We have now seen this issue on multiple array controllers (3200 and 5300) on multiple servers, Proliant 5500, DL380, and DL580. All servers that experience this issue are either Windows 2000 Server or Advanced Server.

My team has not been able to find an effective resolution to this issue and it continues to disturb us as we are constantly running into this issue which is affecting our business.

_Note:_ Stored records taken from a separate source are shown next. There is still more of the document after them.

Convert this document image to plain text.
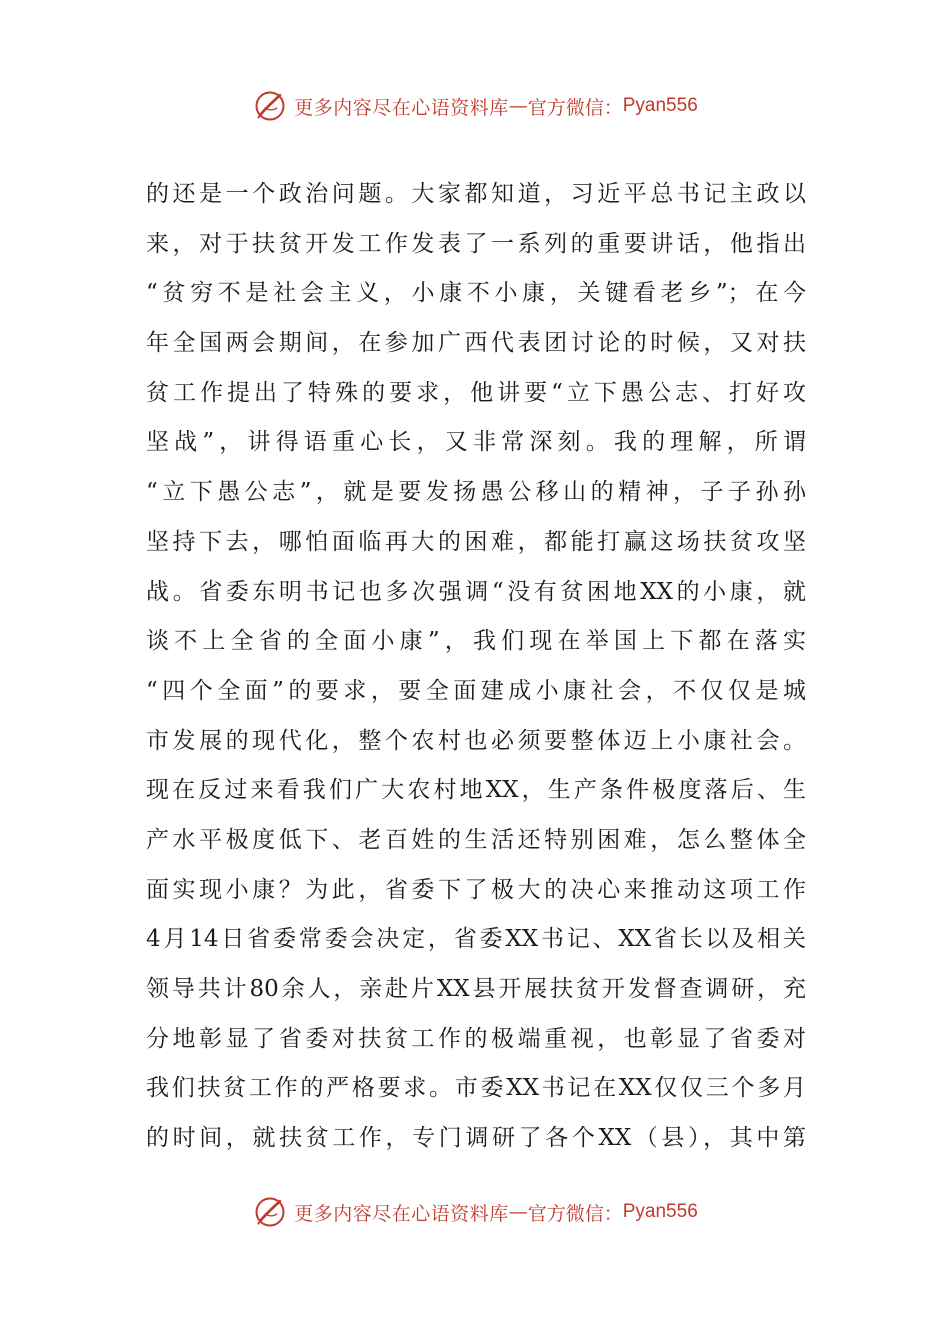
更多内容尽在心语资料库 — 官方微信： Pyan556
的还是一个政治问题。大家都知道，习近平总书记主政以
来，对于扶贫开发工作发表了一系列的重要讲话，他指出
“贫穷不是社会主义，小康不小康，关键看老乡”；在今
年全国两会期间，在参加广西代表团讨论的时候，又对扶
贫工作提出了特殊的要求，他讲要“立下愚公志、打好攻
坚战”，讲得语重心长，又非常深刻。我的理解，所谓
“立下愚公志”，就是要发扬愚公移山的精神，子子孙孙
坚持下去，哪怕面临再大的困难，都能打赢这场扶贫攻坚
战。省委东明书记也多次强调“没有贫困地XX的小康，就
谈不上全省的全面小康”，我们现在举国上下都在落实
“四个全面”的要求，要全面建成小康社会，不仅仅是城
市发展的现代化，整个农村也必须要整体迈上小康社会。
现在反过来看我们广大农村地XX，生产条件极度落后、生
产水平极度低下、老百姓的生活还特别困难，怎么整体全
面实现小康？为此，省委下了极大的决心来推动这项工作
4月14日省委常委会决定，省委XX书记、XX省长以及相关
领导共计80余人，亲赴片XX县开展扶贫开发督查调研，充
分地彰显了省委对扶贫工作的极端重视，也彰显了省委对
我们扶贫工作的严格要求。市委XX书记在XX仅仅三个多月
的时间，就扶贫工作，专门调研了各个XX（县），其中第
更多内容尽在心语资料库 — 官方微信： Pyan556
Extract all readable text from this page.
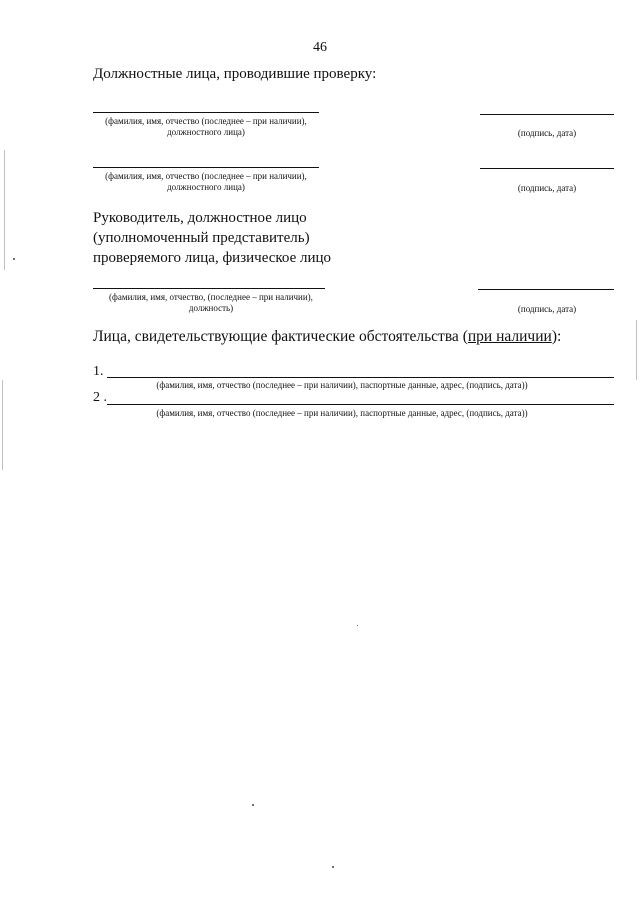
46
Должностные лица, проводившие проверку:
(фамилия, имя, отчество (последнее – при наличии),
должностного лица)	(подпись, дата)
(фамилия, имя, отчество (последнее – при наличии),
должностного лица)	(подпись, дата)
Руководитель, должностное лицо
(уполномоченный представитель)
проверяемого лица, физическое лицо
(фамилия, имя, отчество, (последнее – при наличии),
должность)	(подпись, дата)
Лица, свидетельствующие фактические обстоятельства (при наличии):
1.
(фамилия, имя, отчество (последнее – при наличии), паспортные данные, адрес, (подпись, дата))
2 .
(фамилия, имя, отчество (последнее – при наличии), паспортные данные, адрес, (подпись, дата))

If someone could provide me with any help it would be appreciated.

Thanks,

snooge
4 REPLIES
mike_287
Occasional Visitor

Re: Multiple errors for Raid Controller prior to system hanging

snooge, did you ever figure this one out? what SP are you running? I have a DL380 g2 and am seeing them every 10-15 mins through out the day. Sometimes it seems like the server hangs but I haven't matched the events up with that. It is my sql server
Brent Stark
Occasional Visitor

Re: Multiple errors for Raid Controller prior to system hanging

Snooge,
I am currently experiencing this problem on 3 8500's with attached scsi arrays using the 5300 card as well as a overland tape array. Were you ever successful in resolving this?
Patric H
Occasional Visitor

Re: Multiple errors for Raid Controller prior to system hanging

Hi!
I have also the same problem on a Proliant 5500 win2k Server. I have searched everywhere for an answer but haven??t found one.
Have you guys or girls found a solution now?
"If we weren´t supposed to eat animals, they wouldn´t be made out of meat." -Homer Simpson-
Mike Mayfield
Occasional Visitor

Re: Multiple errors for Raid Controller prior to system hanging

I'm seeing a similar situation on a DL580 that's got Netware 6 loaded on it, so I don't think it's a NOS specific issue. My basic system is that whenever I attempt to DOWN or RESTART my server, as soon as CPU 1 is taken offline, the array goes into a mode where all drives are fully on, the keyboard is non responsive and it remains in this state forever. I have to disconnect power to down my server. This same phenomenon occurs when I attempt to install a Support Pack - the server hangs as it is about to enter the file copy phase (with all drives fully on)and I have to cycle power. I'm not able to apply the Support Pack. I can duplicate the failure with all server apps unloaded, all pci slots powered off and drivers unloaded and all volumes dismounted. I just replaced my Integrated SmartArray Controller with no change in symptoms. I'm also unable to update my SmartArray Firmware from 1.42 to 1.50 (the latest rev) using the SmartStart (v6.30) CD - the routine says that the firmware update was completed but the Results don't show the new firmware installed.